6. Invest in Your Own Community

On the flip side of that, it’s also important that we have our own friends and community. We should look to our husband for friendship, support, and companionship, but even for those of us who struggle to make friends, it’s essential to have friends who aren’t our husband

Our husband can’t and shouldn’t be expected to be our sole source of friendship, and vice versa.

Our husband can’t and shouldn’t be expected to be our sole source of friendship, so it’s not just for our own well-being that we need to have friends, but for the well-being of our marriage. Don’t underestimate the importance of girl time.

7. Offer Gentleness and Safety

Our husband is most likely faced with enough harshness, frustration, and rudeness from the people he encountered throughout his day, from his demanding boss to the barista in a bad mood who snapped at him to the random person who cut him off on the way home. 

One of the best ways we can work on being a better wife? Attempting to be a place of consistent gentleness, consideration, and safety. Our husband likely doesn’t have many people taking care of him, listening to him, drawing him out, and treating him tenderly — but we can be someone who does.

8. Have Something Nice To Say

We often think of us ladies as being the ones who need regular compliments: “How does my hair look?
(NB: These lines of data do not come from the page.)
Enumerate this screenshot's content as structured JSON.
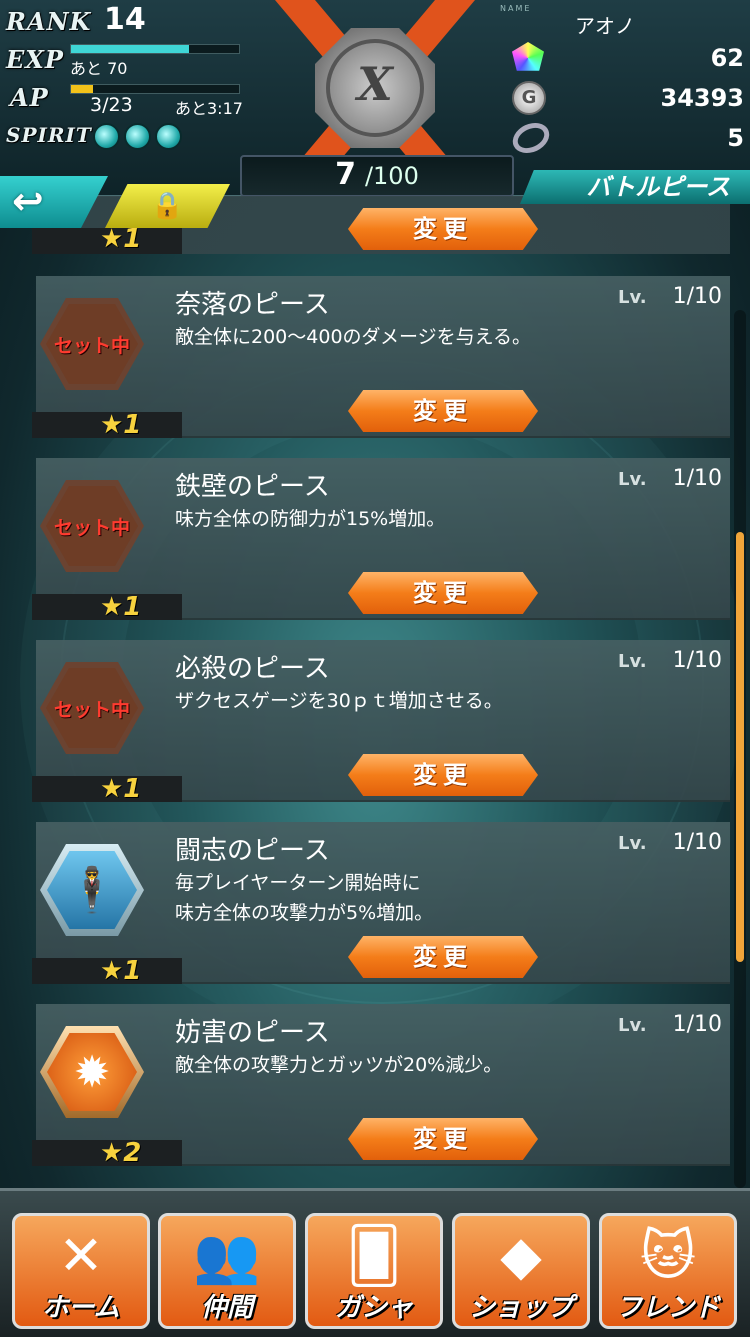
{
  "header": {
    "rank_label": "RANK",
    "rank": "14",
    "exp_label": "EXP",
    "exp_remaining": "あと 70",
    "exp_fill": 0.7,
    "ap_label": "AP",
    "ap_value": "3/23",
    "ap_recovery": "あと3:17",
    "ap_fill": 0.13,
    "spirit_label": "SPIRIT",
    "spirit_count": 3,
    "name_tag": "NAME",
    "player_name": "アオノ",
    "gems": "62",
    "coins": "34393",
    "rings": "5",
    "emblem_letter": "X"
  },
  "counter": {
    "count": "7",
    "total": "/100"
  },
  "section_title": "バトルピース",
  "back_label": "↩",
  "top_card": {
    "stars": "★1",
    "change_label": "変更"
  },
  "pieces": [
    {
      "name": "奈落のピース",
      "lv_label": "Lv.",
      "lv": "1/10",
      "desc": "敵全体に200～400のダメージを与える。",
      "badge": "セット中",
      "stars": "★1",
      "change_label": "変更",
      "icon": "abyss-icon"
    },
    {
      "name": "鉄壁のピース",
      "lv_label": "Lv.",
      "lv": "1/10",
      "desc": "味方全体の防御力が15%増加。",
      "badge": "セット中",
      "stars": "★1",
      "change_label": "変更",
      "icon": "shield-icon"
    },
    {
      "name": "必殺のピース",
      "lv_label": "Lv.",
      "lv": "1/10",
      "desc": "ザクセスゲージを30ｐｔ増加させる。",
      "badge": "セット中",
      "stars": "★1",
      "change_label": "変更",
      "icon": "target-icon"
    },
    {
      "name": "闘志のピース",
      "lv_label": "Lv.",
      "lv": "1/10",
      "desc": "毎プレイヤーターン開始時に\n味方全体の攻撃力が5%増加。",
      "badge": "",
      "stars": "★1",
      "change_label": "変更",
      "icon": "fighter-icon"
    },
    {
      "name": "妨害のピース",
      "lv_label": "Lv.",
      "lv": "1/10",
      "desc": "敵全体の攻撃力とガッツが20%減少。",
      "badge": "",
      "stars": "★2",
      "change_label": "変更",
      "icon": "flame-crest-icon"
    }
  ],
  "nav": [
    {
      "label": "ホーム",
      "icon": "home-x-icon"
    },
    {
      "label": "仲間",
      "icon": "party-icon"
    },
    {
      "label": "ガシャ",
      "icon": "gacha-icon"
    },
    {
      "label": "ショップ",
      "icon": "gem-shop-icon"
    },
    {
      "label": "フレンド",
      "icon": "friend-cats-icon"
    }
  ],
  "colors": {
    "accent_teal": "#2db8b5",
    "button_orange": "#f47d19",
    "set_red": "#ff3b2f",
    "star_yellow": "#f7d23e"
  }
}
Did I do a good job at work? Does this dress look okay?” And with how wonderful it feels to receive a compliment from our husband, why wouldn’t we assume he’d appreciate the same?

So the next time we think of something positive about our husband — whether we notice a new shirt that looks really good on him, or we admire the way he just handled a work issue, or he did an amazing job making dinner — we should say it rather than keeping the thought to ourselves. 
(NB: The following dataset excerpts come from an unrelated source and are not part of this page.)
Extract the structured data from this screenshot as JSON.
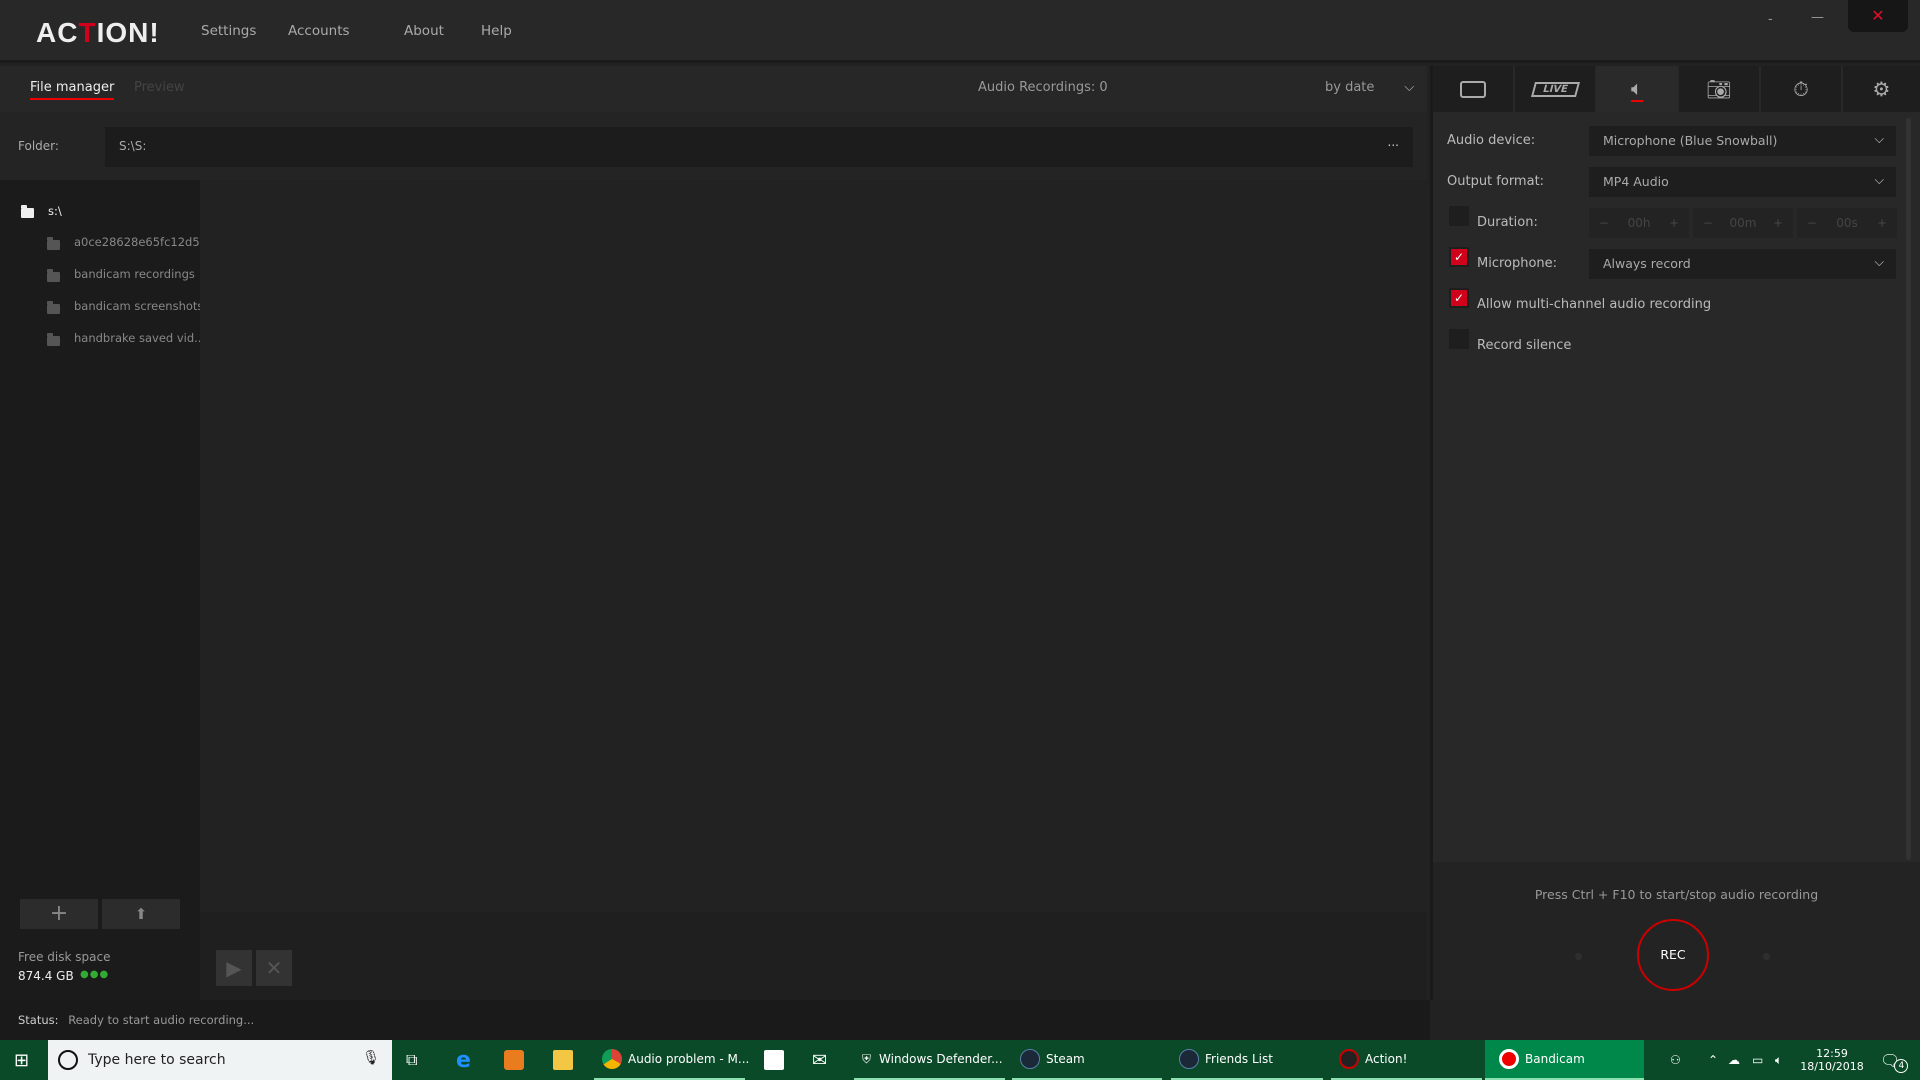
{
  "app": {
    "logo": "ACTION!",
    "menu": [
      "Settings",
      "Accounts",
      "About",
      "Help"
    ],
    "window": {
      "minimize": "-",
      "restore": "—",
      "close": "✕"
    }
  },
  "subbar": {
    "tabs": [
      "File manager",
      "Preview"
    ],
    "recordings": "Audio Recordings: 0",
    "sort": "by date"
  },
  "folder": {
    "label": "Folder:",
    "value": "S:\\S:",
    "browse": "..."
  },
  "tree": {
    "root": "s:\\",
    "items": [
      "a0ce28628e65fc12d5",
      "bandicam recordings",
      "bandicam screenshots",
      "handbrake saved vid..."
    ]
  },
  "disk": {
    "label": "Free disk space",
    "value": "874.4 GB"
  },
  "status": {
    "label": "Status:",
    "text": "Ready to start audio recording..."
  },
  "right": {
    "tabs": [
      "video",
      "live",
      "audio",
      "screenshot",
      "timer",
      "settings"
    ],
    "live_label": "LIVE",
    "audio_device_label": "Audio device:",
    "audio_device": "Microphone (Blue Snowball)",
    "output_format_label": "Output format:",
    "output_format": "MP4 Audio",
    "duration_label": "Duration:",
    "duration_checked": false,
    "duration": {
      "h": "00h",
      "m": "00m",
      "s": "00s"
    },
    "microphone_label": "Microphone:",
    "microphone_checked": true,
    "microphone_mode": "Always record",
    "multichannel_label": "Allow multi-channel audio recording",
    "multichannel_checked": true,
    "silence_label": "Record silence",
    "silence_checked": false,
    "hint": "Press Ctrl + F10 to start/stop audio recording",
    "rec": "REC"
  },
  "taskbar": {
    "search": "Type here to search",
    "windows": [
      "Audio problem - M...",
      "Windows Defender...",
      "Steam",
      "Friends List",
      "Action!",
      "Bandicam"
    ],
    "time": "12:59",
    "date": "18/10/2018",
    "notifications": "4"
  },
  "colors": {
    "accent": "#d0021b",
    "taskbar": "#0a4a28",
    "taskbar_active": "#00884a"
  }
}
9. Encourage Him To Be Healthy

While our husband is capable of making his own decisions, it certainly helps to have a spouse who encourages his health rather than hinders it or simply takes no interest in it. And as his wife, we’re one of the few people who can influence his health positively.
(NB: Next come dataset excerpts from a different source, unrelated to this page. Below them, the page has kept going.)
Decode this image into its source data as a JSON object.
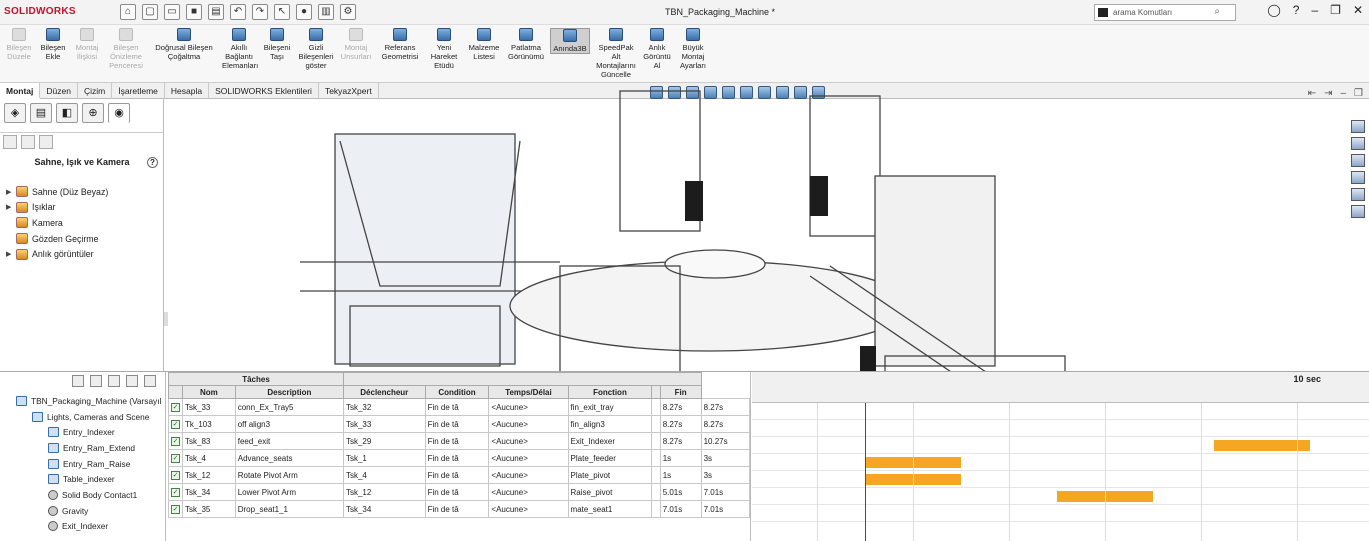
{
  "app": {
    "logo": "SOLIDWORKS",
    "document_title": "TBN_Packaging_Machine *"
  },
  "search": {
    "placeholder": "arama Komutları"
  },
  "ribbon": {
    "items": [
      {
        "label": "Bileşen Düzele",
        "disabled": true
      },
      {
        "label": "Bileşen Ekle",
        "disabled": false
      },
      {
        "label": "Montaj İlişkisi",
        "disabled": true
      },
      {
        "label": "Bileşen Önizleme Penceresi",
        "disabled": true
      },
      {
        "label": "Doğrusal Bileşen Çoğaltma",
        "disabled": false
      },
      {
        "label": "Akıllı Bağlantı Elemanları",
        "disabled": false
      },
      {
        "label": "Bileşeni Taşı",
        "disabled": false
      },
      {
        "label": "Gizli Bileşenleri göster",
        "disabled": false
      },
      {
        "label": "Montaj Unsurları",
        "disabled": true
      },
      {
        "label": "Referans Geometrisi",
        "disabled": false
      },
      {
        "label": "Yeni Hareket Etüdü",
        "disabled": false
      },
      {
        "label": "Malzeme Listesi",
        "disabled": false
      },
      {
        "label": "Patlatma Görünümü",
        "disabled": false
      },
      {
        "label": "Anında3B",
        "disabled": false,
        "active": true
      },
      {
        "label": "SpeedPak Alt Montajlarını Güncelle",
        "disabled": false
      },
      {
        "label": "Anlık Görüntü Al",
        "disabled": false
      },
      {
        "label": "Büyük Montaj Ayarları",
        "disabled": false
      }
    ]
  },
  "tabs": [
    "Montaj",
    "Düzen",
    "Çizim",
    "İşaretleme",
    "Hesapla",
    "SOLIDWORKS Eklentileri",
    "TekyazXpert"
  ],
  "left_panel": {
    "title": "Sahne, Işık ve Kamera",
    "help": "?",
    "items": [
      {
        "label": "Sahne (Düz Beyaz)",
        "expand": true
      },
      {
        "label": "Işıklar",
        "expand": true
      },
      {
        "label": "Kamera",
        "expand": false
      },
      {
        "label": "Gözden Geçirme",
        "expand": false
      },
      {
        "label": "Anlık görüntüler",
        "expand": true
      }
    ]
  },
  "motion_tree": {
    "items": [
      "TBN_Packaging_Machine (Varsayıl",
      "Lights, Cameras and Scene",
      "Entry_Indexer",
      "Entry_Ram_Extend",
      "Entry_Ram_Raise",
      "Table_indexer",
      "Solid Body Contact1",
      "Gravity",
      "Exit_Indexer"
    ]
  },
  "task_table": {
    "group_header": "Tâches",
    "headers": [
      "Nom",
      "Description",
      "Déclencheur",
      "Condition",
      "Temps/Délai",
      "Fonction",
      "",
      "Fin"
    ],
    "rows": [
      [
        "Tsk_33",
        "conn_Ex_Tray5",
        "Tsk_32",
        "Fin de tâ",
        "<Aucune>",
        "fin_exit_tray",
        "8.27s",
        "8.27s"
      ],
      [
        "Tk_103",
        "off align3",
        "Tsk_33",
        "Fin de tâ",
        "<Aucune>",
        "fin_align3",
        "8.27s",
        "8.27s"
      ],
      [
        "Tsk_83",
        "feed_exit",
        "Tsk_29",
        "Fin de tâ",
        "<Aucune>",
        "Exit_Indexer",
        "8.27s",
        "10.27s"
      ],
      [
        "Tsk_4",
        "Advance_seats",
        "Tsk_1",
        "Fin de tâ",
        "<Aucune>",
        "Plate_feeder",
        "1s",
        "3s"
      ],
      [
        "Tsk_12",
        "Rotate Pivot Arm",
        "Tsk_4",
        "Fin de tâ",
        "<Aucune>",
        "Plate_pivot",
        "1s",
        "3s"
      ],
      [
        "Tsk_34",
        "Lower Pivot Arm",
        "Tsk_12",
        "Fin de tâ",
        "<Aucune>",
        "Raise_pivot",
        "5.01s",
        "7.01s"
      ],
      [
        "Tsk_35",
        "Drop_seat1_1",
        "Tsk_34",
        "Fin de tâ",
        "<Aucune>",
        "mate_seat1",
        "7.01s",
        "7.01s"
      ]
    ]
  },
  "gantt": {
    "time_label": "10 sec",
    "bars": [
      {
        "start": 0,
        "end": 0
      },
      {
        "start": 0,
        "end": 0
      },
      {
        "start": 8.27,
        "end": 10.27
      },
      {
        "start": 1,
        "end": 3
      },
      {
        "start": 1,
        "end": 3
      },
      {
        "start": 5.01,
        "end": 7.01
      },
      {
        "start": 7.01,
        "end": 7.01
      }
    ],
    "accent": "#f5a623"
  }
}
If he’s not naturally inclined to go to the gym, try inviting him out to join you for a run; if he struggles to make healthy food decisions, we can take it upon ourselves to find recipes that will help him keep his health in check; if there are health problems that run in his family, help him stay on top of them and up to date on his doctor’s visits.

10. Be Willing To Admit You’re Wrong

No one likes being in the wrong — in fact, no one thinks they’re wrong to begin with. We all have what we feel is perfect, sound logic and valid reasons for our behavior. But the reality is that at some point or another, we’ll be in the wrong about something, and our husband will be right.

Part of being a good wife is being willing to admit our faults, shortcomings, and wrongdoings, and being willing to apologize for them, address them, and work on changing our behavior. 

Closing Thoughts

Becoming a better wife sounds like a lofty, far away goal that only a select few will ever achieve, but it’s entirely possible and within our reach — all it takes are small, intentional decisions, each day, in the same direction.